FBI Director J. Edgar Hoover was insistent the public believe Lee Harvey Oswald acted alone in the assassination of President John F. Kennedy.
That's one of the revelations found in the release of 2,800-pages of government documents relating to Kennedy's murder on Nov. 22, 1963. NBC News was the first to report the story.
Hoover, in a Nov. 24, 1963 dictated memo, appeared concerned the public would have to be convinced Oswald acted alone and not as part of a conspiracy, according to the network news.
Referring to then-Deputy Attorney General Nicholas Katzenbach, Hoover said in the memo: "The think I am concerned about, and so is Mr. Katzenbach, is having something issued so we can convince the public that Oswald is the real assassin."
It is unclear whether Hoover had any evidence to the contrary, NBC News said.
In the memo, which came just hours after Jack Ruby murdered Oswald, Hoover said: "There is nothing further on the Oswald case except that he is dead."
And he blasted the Dallas Police Department for not protecting Oswald.
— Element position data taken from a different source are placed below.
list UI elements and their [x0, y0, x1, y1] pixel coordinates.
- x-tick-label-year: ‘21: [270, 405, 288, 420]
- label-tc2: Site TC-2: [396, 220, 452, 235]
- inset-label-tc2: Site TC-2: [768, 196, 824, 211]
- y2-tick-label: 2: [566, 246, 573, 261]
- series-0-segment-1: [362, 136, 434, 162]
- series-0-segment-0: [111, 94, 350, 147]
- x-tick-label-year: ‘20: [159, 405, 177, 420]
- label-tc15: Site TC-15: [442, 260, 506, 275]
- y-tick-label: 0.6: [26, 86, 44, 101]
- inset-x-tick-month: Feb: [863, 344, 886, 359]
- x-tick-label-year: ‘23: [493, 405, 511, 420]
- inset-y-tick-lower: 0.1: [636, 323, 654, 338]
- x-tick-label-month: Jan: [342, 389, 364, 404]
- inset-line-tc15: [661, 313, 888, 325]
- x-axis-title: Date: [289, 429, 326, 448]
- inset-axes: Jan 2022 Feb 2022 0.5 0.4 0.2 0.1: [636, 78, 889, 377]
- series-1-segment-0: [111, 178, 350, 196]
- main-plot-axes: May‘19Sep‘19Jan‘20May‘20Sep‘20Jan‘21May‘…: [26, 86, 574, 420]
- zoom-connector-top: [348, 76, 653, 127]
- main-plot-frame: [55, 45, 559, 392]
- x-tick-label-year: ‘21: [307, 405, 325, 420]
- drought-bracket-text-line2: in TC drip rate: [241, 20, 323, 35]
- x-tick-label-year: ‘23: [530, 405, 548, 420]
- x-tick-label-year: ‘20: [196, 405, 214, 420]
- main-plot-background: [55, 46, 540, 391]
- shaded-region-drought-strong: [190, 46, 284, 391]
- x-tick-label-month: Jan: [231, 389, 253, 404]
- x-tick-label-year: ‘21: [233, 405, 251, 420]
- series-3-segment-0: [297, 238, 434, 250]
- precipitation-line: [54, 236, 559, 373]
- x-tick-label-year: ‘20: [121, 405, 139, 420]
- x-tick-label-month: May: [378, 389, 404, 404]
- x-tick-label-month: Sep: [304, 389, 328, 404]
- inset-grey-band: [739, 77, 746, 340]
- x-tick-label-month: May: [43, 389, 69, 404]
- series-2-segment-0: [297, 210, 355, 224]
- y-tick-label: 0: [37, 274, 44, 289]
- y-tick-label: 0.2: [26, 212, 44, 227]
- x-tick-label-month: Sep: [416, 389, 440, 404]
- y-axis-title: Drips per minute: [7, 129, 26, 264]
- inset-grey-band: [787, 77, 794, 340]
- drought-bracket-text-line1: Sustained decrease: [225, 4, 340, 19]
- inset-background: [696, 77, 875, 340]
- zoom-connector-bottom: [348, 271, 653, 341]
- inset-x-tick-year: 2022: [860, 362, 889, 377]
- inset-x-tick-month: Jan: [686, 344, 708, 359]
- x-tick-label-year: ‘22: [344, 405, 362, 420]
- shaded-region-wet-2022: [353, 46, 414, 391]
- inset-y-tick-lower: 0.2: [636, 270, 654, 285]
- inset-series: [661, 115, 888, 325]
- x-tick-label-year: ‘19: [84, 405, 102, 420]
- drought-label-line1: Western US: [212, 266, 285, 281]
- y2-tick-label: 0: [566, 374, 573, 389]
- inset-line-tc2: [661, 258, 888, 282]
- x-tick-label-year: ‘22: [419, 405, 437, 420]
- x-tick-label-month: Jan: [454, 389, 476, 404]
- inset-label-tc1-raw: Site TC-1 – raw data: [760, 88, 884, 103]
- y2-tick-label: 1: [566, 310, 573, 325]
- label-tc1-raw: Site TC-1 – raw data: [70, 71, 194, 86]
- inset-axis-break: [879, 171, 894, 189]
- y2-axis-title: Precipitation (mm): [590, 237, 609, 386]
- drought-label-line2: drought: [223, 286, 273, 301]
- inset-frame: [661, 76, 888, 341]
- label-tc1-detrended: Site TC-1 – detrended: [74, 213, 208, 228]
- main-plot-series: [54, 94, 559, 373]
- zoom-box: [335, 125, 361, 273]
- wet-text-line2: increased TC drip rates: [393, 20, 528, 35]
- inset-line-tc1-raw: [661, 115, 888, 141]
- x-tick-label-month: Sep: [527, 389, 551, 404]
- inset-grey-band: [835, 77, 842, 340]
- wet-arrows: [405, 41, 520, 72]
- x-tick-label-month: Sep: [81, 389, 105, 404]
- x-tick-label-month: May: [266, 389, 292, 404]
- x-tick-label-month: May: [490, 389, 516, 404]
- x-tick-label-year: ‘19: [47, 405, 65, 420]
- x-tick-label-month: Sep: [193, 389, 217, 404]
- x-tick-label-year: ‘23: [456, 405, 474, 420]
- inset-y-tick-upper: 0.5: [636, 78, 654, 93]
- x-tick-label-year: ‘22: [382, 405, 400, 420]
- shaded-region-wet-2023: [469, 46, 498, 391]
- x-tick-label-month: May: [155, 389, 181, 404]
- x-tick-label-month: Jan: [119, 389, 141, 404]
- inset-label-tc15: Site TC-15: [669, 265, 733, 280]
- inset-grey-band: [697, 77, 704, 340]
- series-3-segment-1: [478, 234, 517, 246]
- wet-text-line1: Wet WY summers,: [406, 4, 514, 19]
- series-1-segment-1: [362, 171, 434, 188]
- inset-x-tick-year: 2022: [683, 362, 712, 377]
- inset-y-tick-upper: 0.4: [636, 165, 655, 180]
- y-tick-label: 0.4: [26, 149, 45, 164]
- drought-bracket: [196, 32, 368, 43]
"Oswald having been killed today after our warnings to the Dallas Police Department was inexcusable," Hoover said. "It will allow, I am afraid, a lot of civil rights people to raise a lot of hell because he was handcuffed and had no weapon. There are bound to be some elements of our society who will holler their heads off that his civil rights were violated — which they were."
And ABC News reported the FBI had sent an agent to the hospital in an unsuccessful attempt at obtaining a confession from Oswald before he died.